In Margate, which features in the second episode of the Channel 4 series, the original bid-winning team resigned and the town split over the pilots, with some claiming Portas had threatened to withdraw cash unless the cameras were let in. A spokesperson for Mary Portas said this was "well documented".
A month later, on the eve of the announcement of the second round of 15 Portas pilots, the celebrity told the government she would not be "personally involved" in supporting the winners – in effect withdrawing from the scheme.Half the second round pilots have yet to spend any of the £1.5m allocated to them.
Labour claims the emails show the government was more interested in "publicity than public policy". Roberta Blackman-Woods, the shadow local government minister, said: "The government promised their Portas pilots scheme would lead the way for proper regeneration on the high street. Now it appears the real intention of this competition was to mask the government's abject failure to support businesses at the heart of our communities."
A spokesperson for Mary Portas said: "Any suggestion that Mary was involved in influencing the government's selection of Portas pilot towns is categorically untrue.

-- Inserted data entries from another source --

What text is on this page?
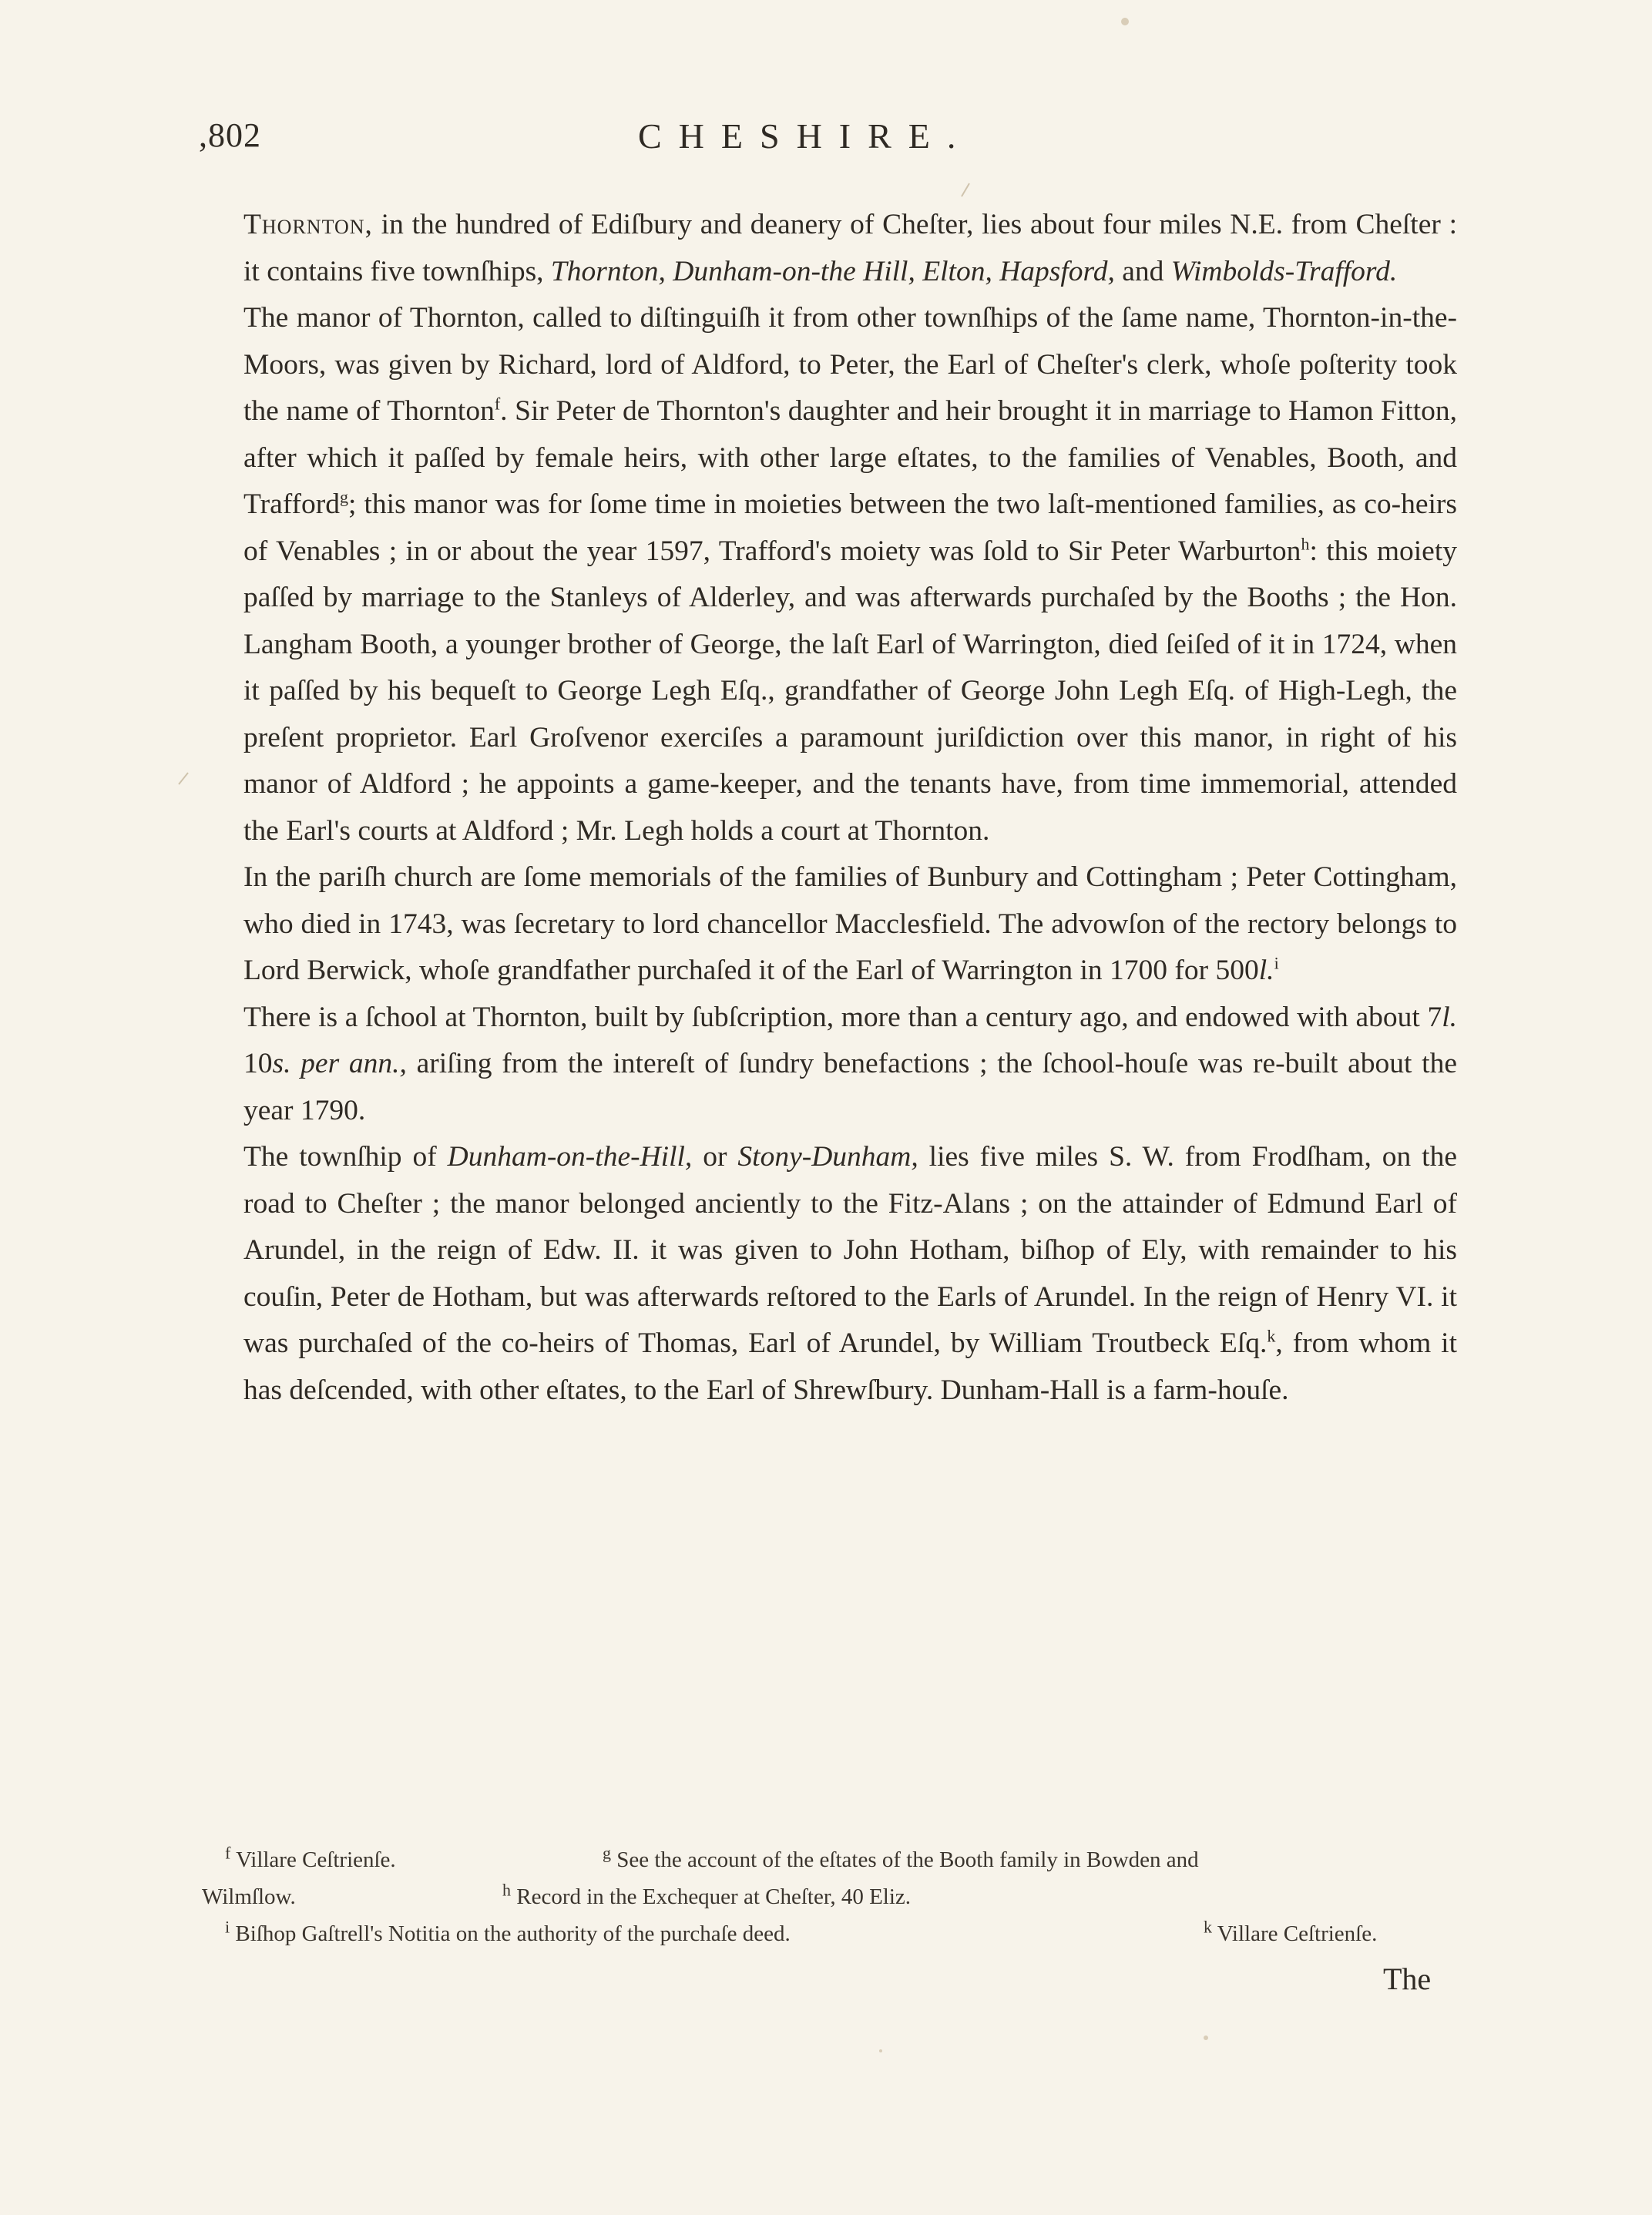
,802	CHESHIRE.

Thornton, in the hundred of Ediſbury and deanery of Cheſter, lies about four miles N.E. from Cheſter : it contains five townſhips, Thornton, Dunham-on-the Hill, Elton, Hapsford, and Wimbolds-Trafford.

The manor of Thornton, called to diſtinguiſh it from other townſhips of the ſame name, Thornton-in-the-Moors, was given by Richard, lord of Aldford, to Peter, the Earl of Cheſter's clerk, whoſe poſterity took the name of Thornton$^f$. Sir Peter de Thornton's daughter and heir brought it in marriage to Hamon Fitton, after which it paſſed by female heirs, with other large eſtates, to the families of Venables, Booth, and Trafford$^g$; this manor was for ſome time in moieties between the two laſt-mentioned families, as co-heirs of Venables ; in or about the year 1597, Trafford's moiety was ſold to Sir Peter Warburton$^h$: this moiety paſſed by marriage to the Stanleys of Alderley, and was afterwards purchaſed by the Booths ; the Hon. Langham Booth, a younger brother of George, the laſt Earl of Warrington, died ſeiſed of it in 1724, when it paſſed by his bequeſt to George Legh Eſq., grandfather of George John Legh Eſq. of High-Legh, the preſent proprietor. Earl Groſvenor exerciſes a paramount juriſdiction over this manor, in right of his manor of Aldford ; he appoints a game-keeper, and the tenants have, from time immemorial, attended the Earl's courts at Aldford ; Mr. Legh holds a court at Thornton.

In the pariſh church are ſome memorials of the families of Bunbury and Cottingham ; Peter Cottingham, who died in 1743, was ſecretary to lord chancellor Macclesfield. The advowſon of the rectory belongs to Lord Berwick, whoſe grandfather purchaſed it of the Earl of Warrington in 1700 for 500l.$^i$

There is a ſchool at Thornton, built by ſubſcription, more than a century ago, and endowed with about 7l. 10s. per ann., ariſing from the intereſt of ſundry benefactions ; the ſchool-houſe was re-built about the year 1790.

The townſhip of Dunham-on-the-Hill, or Stony-Dunham, lies five miles S. W. from Frodſham, on the road to Cheſter ; the manor belonged anciently to the Fitz-Alans ; on the attainder of Edmund Earl of Arundel, in the reign of Edw. II. it was given to John Hotham, biſhop of Ely, with remainder to his couſin, Peter de Hotham, but was afterwards reſtored to the Earls of Arundel. In the reign of Henry VI. it was purchaſed of the co-heirs of Thomas, Earl of Arundel, by William Troutbeck Eſq.$^k$, from whom it has deſcended, with other eſtates, to the Earl of Shrewſbury. Dunham-Hall is a farm-houſe.

$^f$ Villare Ceſtrienſe.	$^g$ See the account of the eſtates of the Booth family in Bowden and
Wilmſlow.	$^h$ Record in the Exchequer at Cheſter, 40 Eliz.
$^i$ Biſhop Gaſtrell's Notitia on the authority of the purchaſe deed.	$^k$ Villare Ceſtrienſe.
The
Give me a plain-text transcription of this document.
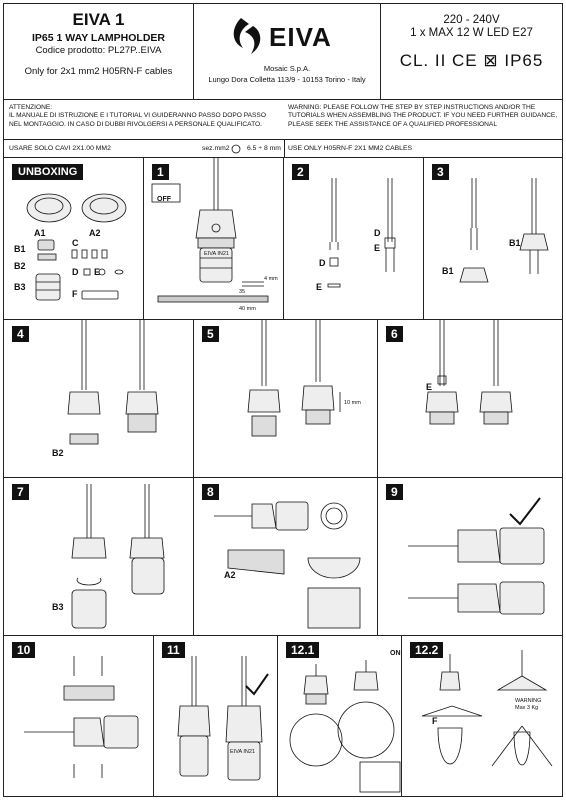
EIVA 1
IP65 1 WAY LAMPHOLDER
Codice prodotto: PL27P..EIVA
Only for 2x1 mm2 H05RN-F cables
EIVA
Mosaic S.p.A.
Lungo Dora Colletta 113/9 - 10153 Torino - Italy
220 - 240V
1 x MAX 12 W LED E27
CL. II CE ⊠ IP65
ATTENZIONE:
IL MANUALE DI ISTRUZIONE E I TUTORIAL VI GUIDERANNO PASSO DOPO PASSO NEL MONTAGGIO. IN CASO DI DUBBI RIVOLGERSI A PERSONALE QUALIFICATO.
WARNING: PLEASE FOLLOW THE STEP BY STEP INSTRUCTIONS AND/OR THE TUTORIALS WHEN ASSEMBLING THE PRODUCT. IF YOU NEED FURTHER GUIDANCE, PLEASE SEEK THE ASSISTANCE OF A QUALIFIED PROFESSIONAL
USARE SOLO CAVI 2X1.00 MM2	sez.mm2	6.5 ÷ 8 mm USE ONLY H05RN-F 2X1 MM2 CABLES
UNBOXING
A1	A2
B1
B2
B3
C
D E
F
1
OFF
EIVA IN21
4 mm
35
40 mm
2
D
E
D
E
3
B1
B1
4
B2
5
10 mm
6
E
7
B3
8
A2
9
10	11
EIVA IN21
12.1	ON	12.2
F
WARNING
Max 3 Kg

"Early correspondence between Yellow Door and the government simply reflected a former employee's enthusiastic response to the hundreds of inspirational video pilot applications. The government clarified protocol and there was no influence by Yellowdoor on the selection of the Portas pilot towns whatsoever.
"Mary's work preparing the Portas review for the government, and her subsequent and ongoing advice, is unpaid. In July last year Mary let the government know that she was stepping back from personal involvement in the second round of Portas pilot towns. This in no way diminishes from her commitment to the high street campaign."
Channel 4 said: "The final decision on selecting Portas pilot towns always rested with the government and at no point did Channel 4 make any attempt to influence that decision or government policy. We strongly dispute that anything was constructed. We are aware of a number of complaints – many of which are in the public domain – and the programme fairly and accurately portrays events as they happened during filming."
A spokesperson for Optomen said: "[We] had no influence over or involvement in the selection of the Portas pilot towns, which was solely a decision for the government. The programme tells the story of what occurred when Mary went to work with three towns that applied to be Portas pilots. More of Mary's time would inevitably be spent in the towns featured in the series. No sweeteners or financial inducements were offered or made by Optomen to the towns to encourage their participation in the programme. Great care has been taken to ensure that the programme is a fair and honest representation of Mary's work in these towns."
A Department for Communities and Local Government spokesperson said: "We have always been completely clear that the 27 Portas pilots were selected for the leadership, commitment and innovation shown in their application, that Mary Portas had absolutely no role in choosing the towns, and that their status as Portas pilots was in no way dependent on their participation in any show."